Friday, March 12, 2004

EARTH FESTVALS

Now that nobody agrees about anything much, especially about God, it's high time we resurrected the old festivals which may or may not have been observed by the Celts. (Unfortunately, we can only see in any detail through Roman eyes...) They would work equally well, or better, as post-modern feast days. Oh, and they should all, ALL, be bank holidays!

Ever since I first saw The Wicker Man when I was 15, I've been fascinated by them because they're so evocative and, being almost equally spaced round the "wheel of the year", give some sense of order to recurring time. They provide a real reason to celebrate because each is in tune with our northern islands.

BELTAINE (May Day): The triumph of Spring, the garlanded fanfare to what is surely the giddiest season: high, high Summer!
THE SUMMER SOLSTICE: Midsummer's Day, when you feel as if anything is possible. They even let hippies get to Stonehenge now, don't they?
LUGHNASADH (around August 1st): beginning of the harvest (not any more). I always feel a bit sad that this marks the last of the summer true, although some hot days are left.
SAMHAIN (Hallowe'en/All Saints): end of the harvest. Anything you harvest after this is - West Country accents - accurrrsed! The veil between the worlds is thin. This was a day for remembering the Ancestors - hence its ghostly associations now.
THE WINTER SOLSTICE: (Yule) (Sonnenwende) Rebirth of the divine sun amid the darkness.
IMBOLC: (around February 1st) (Candlemas) First stirrings of Spring. This is supposed to be when the ewes first produce milk.

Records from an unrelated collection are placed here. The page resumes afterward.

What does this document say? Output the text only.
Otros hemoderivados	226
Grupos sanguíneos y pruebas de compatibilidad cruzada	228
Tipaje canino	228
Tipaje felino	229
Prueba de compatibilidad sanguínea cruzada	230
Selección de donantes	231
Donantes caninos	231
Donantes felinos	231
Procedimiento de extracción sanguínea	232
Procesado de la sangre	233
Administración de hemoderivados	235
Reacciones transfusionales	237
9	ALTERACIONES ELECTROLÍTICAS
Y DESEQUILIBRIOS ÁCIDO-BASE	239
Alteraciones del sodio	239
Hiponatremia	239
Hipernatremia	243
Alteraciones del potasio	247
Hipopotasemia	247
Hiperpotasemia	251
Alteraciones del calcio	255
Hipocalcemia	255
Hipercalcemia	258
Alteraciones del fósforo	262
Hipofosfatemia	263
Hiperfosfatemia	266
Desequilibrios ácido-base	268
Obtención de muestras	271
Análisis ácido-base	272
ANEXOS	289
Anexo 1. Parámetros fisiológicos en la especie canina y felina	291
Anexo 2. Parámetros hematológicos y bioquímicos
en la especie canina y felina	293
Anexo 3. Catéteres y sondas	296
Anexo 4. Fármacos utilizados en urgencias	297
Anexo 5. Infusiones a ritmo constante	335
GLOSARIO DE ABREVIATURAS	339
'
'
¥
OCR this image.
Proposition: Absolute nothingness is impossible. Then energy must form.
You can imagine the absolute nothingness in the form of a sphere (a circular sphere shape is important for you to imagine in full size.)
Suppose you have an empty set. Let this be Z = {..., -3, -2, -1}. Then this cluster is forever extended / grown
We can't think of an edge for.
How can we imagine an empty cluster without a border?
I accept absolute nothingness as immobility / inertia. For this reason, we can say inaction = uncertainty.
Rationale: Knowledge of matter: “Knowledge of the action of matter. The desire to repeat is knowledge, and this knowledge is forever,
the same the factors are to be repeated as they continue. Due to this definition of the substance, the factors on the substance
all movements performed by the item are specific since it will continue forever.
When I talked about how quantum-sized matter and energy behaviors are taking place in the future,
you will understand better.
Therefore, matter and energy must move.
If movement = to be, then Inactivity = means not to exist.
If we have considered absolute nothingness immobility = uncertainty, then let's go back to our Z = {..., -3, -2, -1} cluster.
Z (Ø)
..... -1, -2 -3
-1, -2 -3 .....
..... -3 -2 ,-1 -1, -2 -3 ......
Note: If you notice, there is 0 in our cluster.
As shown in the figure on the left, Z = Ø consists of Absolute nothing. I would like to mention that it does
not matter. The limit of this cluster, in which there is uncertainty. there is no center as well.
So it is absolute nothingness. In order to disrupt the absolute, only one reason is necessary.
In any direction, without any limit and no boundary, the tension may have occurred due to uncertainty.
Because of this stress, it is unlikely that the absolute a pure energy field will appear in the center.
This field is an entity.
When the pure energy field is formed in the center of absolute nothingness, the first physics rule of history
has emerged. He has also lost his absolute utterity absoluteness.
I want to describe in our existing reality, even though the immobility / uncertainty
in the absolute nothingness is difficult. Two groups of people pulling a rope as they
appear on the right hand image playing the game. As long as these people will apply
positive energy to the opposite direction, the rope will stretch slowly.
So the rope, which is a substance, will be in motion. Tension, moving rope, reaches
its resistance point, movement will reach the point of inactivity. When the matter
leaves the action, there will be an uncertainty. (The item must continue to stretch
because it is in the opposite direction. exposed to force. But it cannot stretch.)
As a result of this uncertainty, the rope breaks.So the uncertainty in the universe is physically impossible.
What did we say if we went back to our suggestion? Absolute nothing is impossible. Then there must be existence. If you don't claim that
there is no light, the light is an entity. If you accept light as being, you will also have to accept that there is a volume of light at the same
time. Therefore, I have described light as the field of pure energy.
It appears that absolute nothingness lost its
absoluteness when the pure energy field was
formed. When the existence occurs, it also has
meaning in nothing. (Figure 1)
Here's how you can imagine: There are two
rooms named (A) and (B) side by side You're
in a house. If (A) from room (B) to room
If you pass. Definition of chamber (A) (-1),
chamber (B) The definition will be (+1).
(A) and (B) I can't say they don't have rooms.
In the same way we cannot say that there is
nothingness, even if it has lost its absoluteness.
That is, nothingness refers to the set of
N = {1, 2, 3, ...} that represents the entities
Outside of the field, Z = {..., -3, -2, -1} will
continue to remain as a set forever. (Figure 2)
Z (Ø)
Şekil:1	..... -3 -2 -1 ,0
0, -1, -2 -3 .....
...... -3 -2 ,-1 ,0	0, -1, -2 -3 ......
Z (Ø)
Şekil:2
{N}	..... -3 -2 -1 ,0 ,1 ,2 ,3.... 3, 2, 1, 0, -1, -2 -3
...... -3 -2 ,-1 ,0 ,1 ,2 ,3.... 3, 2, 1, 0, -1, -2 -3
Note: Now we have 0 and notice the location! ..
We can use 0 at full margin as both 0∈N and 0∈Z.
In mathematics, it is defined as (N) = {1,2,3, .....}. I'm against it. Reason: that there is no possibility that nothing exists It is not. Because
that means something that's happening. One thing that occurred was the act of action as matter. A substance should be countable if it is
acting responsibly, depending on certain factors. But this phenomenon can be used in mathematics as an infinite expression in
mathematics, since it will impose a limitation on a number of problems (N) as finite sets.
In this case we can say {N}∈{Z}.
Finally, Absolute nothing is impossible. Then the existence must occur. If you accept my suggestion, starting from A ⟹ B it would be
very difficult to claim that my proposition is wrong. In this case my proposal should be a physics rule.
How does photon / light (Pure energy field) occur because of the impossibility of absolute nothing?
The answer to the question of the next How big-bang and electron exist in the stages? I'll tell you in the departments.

Add the Autumn and Spring equinoxes and you have a perfect suite of highly charged symbols - capable of endless interpretation and reworking - to remind people that, despite everything, there's still an earth and a sun and we're still dependent on them. Only problem is that the card industry would have a field day. Despite this,

Hail to the God of the Corn! (and sorry to policemen everywhere.)